Keith Shortall: "This is what you put on at the age of seven on adult teeth?"

Dr. Jonathan Shenkin: "The adult first molar's really the primary tooth we're trying to place a dental sealant on, because we know from data that the adult first molar is the most decayed tooth in the mouth if nothing is done to it. And in the state of Maine we pay $16 per sealant. In Connecticut and Massachussetts they pay $41 and $40, respectively, for dental sealants. And so, from our perspective, it's basically we're losing money every time we decide to do the right thing for a child in the state of Maine."

The steps that parents can do to minimize their kids' future dental problems, says Shenkin, don't really cost much money at all. "Brushing your teeth twice a day with a flouride toothpaste, not drinking juice at an early age in a sippy cup, not going to bed with a bottle, are really basic factors of behavior that are the major contributors to disease risk in children."

As for many low-income adults in Maine, says Shenkin, the only option has been to seek treatment at free clinics, or wait until a dental crisis occurs and head to the the emergency room for treatment of pain.
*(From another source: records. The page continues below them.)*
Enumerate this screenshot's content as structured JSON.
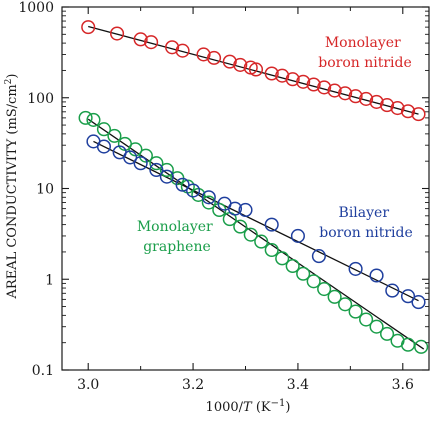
{
  "chart_data": {
    "type": "scatter",
    "title": "",
    "xlabel": "1000/T (K⁻¹)",
    "xlabel_parts": {
      "prefix": "1000/",
      "var": "T",
      "unit": " (K",
      "sup": "−1",
      "close": ")"
    },
    "ylabel": "AREAL CONDUCTIVITY (mS/cm²)",
    "ylabel_parts": {
      "main": "AREAL CONDUCTIVITY (mS/cm",
      "sup": "2",
      "close": ")"
    },
    "xlim": [
      2.95,
      3.65
    ],
    "ylim": [
      0.1,
      1000
    ],
    "yscale": "log",
    "x_ticks": [
      3.0,
      3.2,
      3.4,
      3.6
    ],
    "x_tick_labels": [
      "3.0",
      "3.2",
      "3.4",
      "3.6"
    ],
    "y_ticks": [
      0.1,
      1,
      10,
      100,
      1000
    ],
    "y_tick_labels": [
      "0.1",
      "1",
      "10",
      "100",
      "1000"
    ],
    "grid": false,
    "legend": "none",
    "series": [
      {
        "name": "Monolayer boron nitride",
        "label_lines": [
          "Monolayer",
          "boron nitride"
        ],
        "color": "#d62728",
        "fit": {
          "x": [
            3.0,
            3.63
          ],
          "y": [
            610,
            66
          ]
        },
        "x": [
          3.0,
          3.055,
          3.1,
          3.12,
          3.16,
          3.18,
          3.22,
          3.24,
          3.27,
          3.29,
          3.31,
          3.32,
          3.35,
          3.37,
          3.39,
          3.41,
          3.43,
          3.45,
          3.47,
          3.49,
          3.51,
          3.53,
          3.55,
          3.57,
          3.59,
          3.61,
          3.63
        ],
        "y": [
          600,
          510,
          440,
          410,
          360,
          330,
          300,
          275,
          250,
          230,
          215,
          205,
          185,
          175,
          160,
          150,
          140,
          130,
          120,
          112,
          104,
          97,
          90,
          83,
          77,
          71,
          66
        ]
      },
      {
        "name": "Monolayer graphene",
        "label_lines": [
          "Monolayer",
          "graphene"
        ],
        "color": "#1a9e4a",
        "fit": {
          "x": [
            3.0,
            3.64
          ],
          "y": [
            58,
            0.17
          ]
        },
        "x": [
          2.995,
          3.01,
          3.03,
          3.05,
          3.07,
          3.09,
          3.11,
          3.13,
          3.15,
          3.17,
          3.19,
          3.21,
          3.23,
          3.25,
          3.27,
          3.29,
          3.31,
          3.33,
          3.35,
          3.37,
          3.39,
          3.41,
          3.43,
          3.45,
          3.47,
          3.49,
          3.51,
          3.53,
          3.55,
          3.57,
          3.59,
          3.61,
          3.635
        ],
        "y": [
          60,
          57,
          45,
          38,
          31,
          27,
          23,
          19,
          16,
          13,
          10.5,
          8.5,
          7,
          5.8,
          4.6,
          3.8,
          3.1,
          2.6,
          2.1,
          1.7,
          1.4,
          1.15,
          0.95,
          0.78,
          0.64,
          0.53,
          0.44,
          0.36,
          0.3,
          0.25,
          0.21,
          0.19,
          0.18
        ]
      },
      {
        "name": "Bilayer boron nitride",
        "label_lines": [
          "Bilayer",
          "boron nitride"
        ],
        "color": "#1f3f9e",
        "fit": {
          "x": [
            3.01,
            3.63
          ],
          "y": [
            33,
            0.58
          ]
        },
        "x": [
          3.01,
          3.03,
          3.06,
          3.08,
          3.1,
          3.13,
          3.15,
          3.18,
          3.2,
          3.23,
          3.26,
          3.28,
          3.3,
          3.35,
          3.4,
          3.44,
          3.51,
          3.55,
          3.58,
          3.61,
          3.63
        ],
        "y": [
          33,
          29,
          25,
          22,
          19,
          16,
          13.5,
          11,
          9.5,
          8,
          6.8,
          6,
          5.8,
          4,
          3,
          1.8,
          1.3,
          1.1,
          0.75,
          0.65,
          0.56
        ]
      }
    ]
  }
}
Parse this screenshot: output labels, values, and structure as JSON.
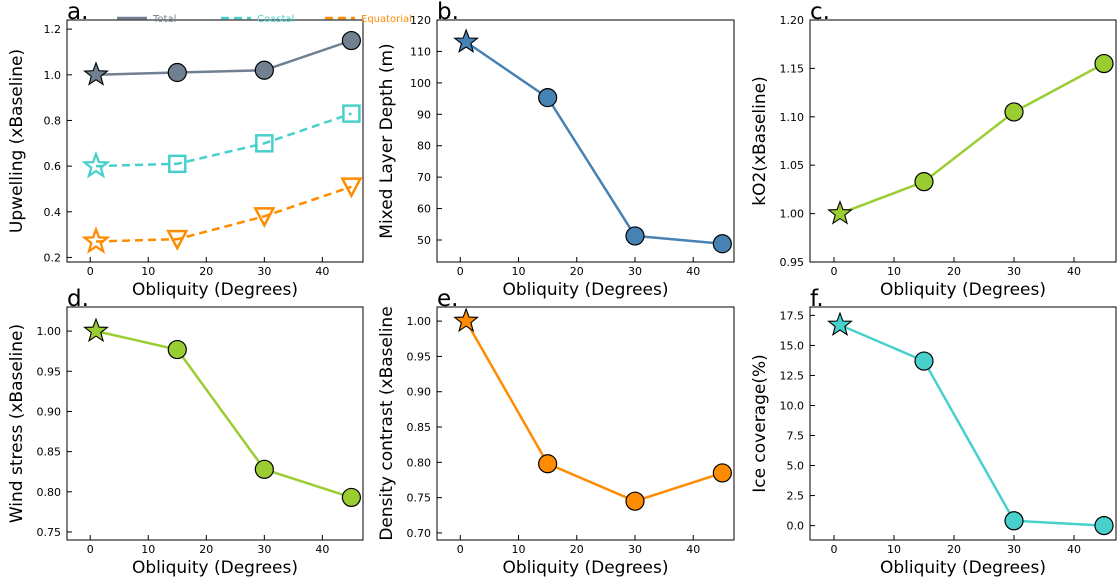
{
  "chart_data": [
    {
      "panel_label": "a.",
      "type": "line",
      "xlabel": "Obliquity (Degrees)",
      "ylabel": "Upwelling (xBaseline)",
      "xlim": [
        -4,
        47
      ],
      "ylim": [
        0.18,
        1.24
      ],
      "xticks": [
        0,
        10,
        20,
        30,
        40
      ],
      "yticks": [
        0.2,
        0.4,
        0.6,
        0.8,
        1.0,
        1.2
      ],
      "yticklabels": [
        "0.2",
        "0.4",
        "0.6",
        "0.8",
        "1.0",
        "1.2"
      ],
      "legend": {
        "placement": "top"
      },
      "series": [
        {
          "name": "Total",
          "color": "#708090",
          "dashed": false,
          "marker": "circle",
          "x": [
            1,
            15,
            30,
            45
          ],
          "y": [
            1.0,
            1.01,
            1.02,
            1.15
          ]
        },
        {
          "name": "Coastal",
          "color": "#48D1CC",
          "dashed": true,
          "marker": "square",
          "x": [
            1,
            15,
            30,
            45
          ],
          "y": [
            0.6,
            0.61,
            0.7,
            0.83
          ]
        },
        {
          "name": "Equatorial",
          "color": "#FF8C00",
          "dashed": true,
          "marker": "triangle-down",
          "x": [
            1,
            15,
            30,
            45
          ],
          "y": [
            0.27,
            0.28,
            0.38,
            0.51
          ]
        }
      ]
    },
    {
      "panel_label": "b.",
      "type": "line",
      "xlabel": "Obliquity (Degrees)",
      "ylabel": "Mixed Layer Depth (m)",
      "xlim": [
        -4,
        47
      ],
      "ylim": [
        43,
        120
      ],
      "xticks": [
        0,
        10,
        20,
        30,
        40
      ],
      "yticks": [
        50,
        60,
        70,
        80,
        90,
        100,
        110,
        120
      ],
      "yticklabels": [
        "50",
        "60",
        "70",
        "80",
        "90",
        "100",
        "110",
        "120"
      ],
      "series": [
        {
          "name": "",
          "color": "#4682B4",
          "dashed": false,
          "marker": "circle",
          "x": [
            1,
            15,
            30,
            45
          ],
          "y": [
            113,
            95.3,
            51.3,
            48.8
          ]
        }
      ]
    },
    {
      "panel_label": "c.",
      "type": "line",
      "xlabel": "Obliquity (Degrees)",
      "ylabel": "kO2(xBaseline)",
      "xlim": [
        -4,
        47
      ],
      "ylim": [
        0.95,
        1.2
      ],
      "xticks": [
        0,
        10,
        20,
        30,
        40
      ],
      "yticks": [
        0.95,
        1.0,
        1.05,
        1.1,
        1.15,
        1.2
      ],
      "yticklabels": [
        "0.95",
        "1.00",
        "1.05",
        "1.10",
        "1.15",
        "1.20"
      ],
      "series": [
        {
          "name": "",
          "color": "#9ACD32",
          "dashed": false,
          "marker": "circle",
          "x": [
            1,
            15,
            30,
            45
          ],
          "y": [
            1.0,
            1.033,
            1.105,
            1.155
          ]
        }
      ]
    },
    {
      "panel_label": "d.",
      "type": "line",
      "xlabel": "Obliquity (Degrees)",
      "ylabel": "Wind stress (xBaseline)",
      "xlim": [
        -4,
        47
      ],
      "ylim": [
        0.74,
        1.03
      ],
      "xticks": [
        0,
        10,
        20,
        30,
        40
      ],
      "yticks": [
        0.75,
        0.8,
        0.85,
        0.9,
        0.95,
        1.0
      ],
      "yticklabels": [
        "0.75",
        "0.80",
        "0.85",
        "0.90",
        "0.95",
        "1.00"
      ],
      "series": [
        {
          "name": "",
          "color": "#9ACD32",
          "dashed": false,
          "marker": "circle",
          "x": [
            1,
            15,
            30,
            45
          ],
          "y": [
            1.0,
            0.977,
            0.828,
            0.793
          ]
        }
      ]
    },
    {
      "panel_label": "e.",
      "type": "line",
      "xlabel": "Obliquity (Degrees)",
      "ylabel": "Density contrast (xBaseline",
      "xlim": [
        -4,
        47
      ],
      "ylim": [
        0.69,
        1.02
      ],
      "xticks": [
        0,
        10,
        20,
        30,
        40
      ],
      "yticks": [
        0.7,
        0.75,
        0.8,
        0.85,
        0.9,
        0.95,
        1.0
      ],
      "yticklabels": [
        "0.70",
        "0.75",
        "0.80",
        "0.85",
        "0.90",
        "0.95",
        "1.00"
      ],
      "series": [
        {
          "name": "",
          "color": "#FF8C00",
          "dashed": false,
          "marker": "circle",
          "x": [
            1,
            15,
            30,
            45
          ],
          "y": [
            1.0,
            0.798,
            0.745,
            0.785
          ]
        }
      ]
    },
    {
      "panel_label": "f.",
      "type": "line",
      "xlabel": "Obliquity (Degrees)",
      "ylabel": "Ice coverage(%)",
      "xlim": [
        -4,
        47
      ],
      "ylim": [
        -1.2,
        18.2
      ],
      "xticks": [
        0,
        10,
        20,
        30,
        40
      ],
      "yticks": [
        0.0,
        2.5,
        5.0,
        7.5,
        10.0,
        12.5,
        15.0,
        17.5
      ],
      "yticklabels": [
        "0.0",
        "2.5",
        "5.0",
        "7.5",
        "10.0",
        "12.5",
        "15.0",
        "17.5"
      ],
      "series": [
        {
          "name": "",
          "color": "#48D1CC",
          "dashed": false,
          "marker": "circle",
          "x": [
            1,
            15,
            30,
            45
          ],
          "y": [
            16.7,
            13.7,
            0.4,
            0.0
          ]
        }
      ]
    }
  ]
}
And Shenkin doesn't believe that the new online marketplace will offer any solutions to thatproblem.

EDITOR'S NOTE: And there was a major development in the dental arena this week in Maine - the dedication Wednesday of Maine's first dental school at the University of New England campus in Portland, which plans to offer the services of fourth-year students - or "externs" - to work in communities around the state.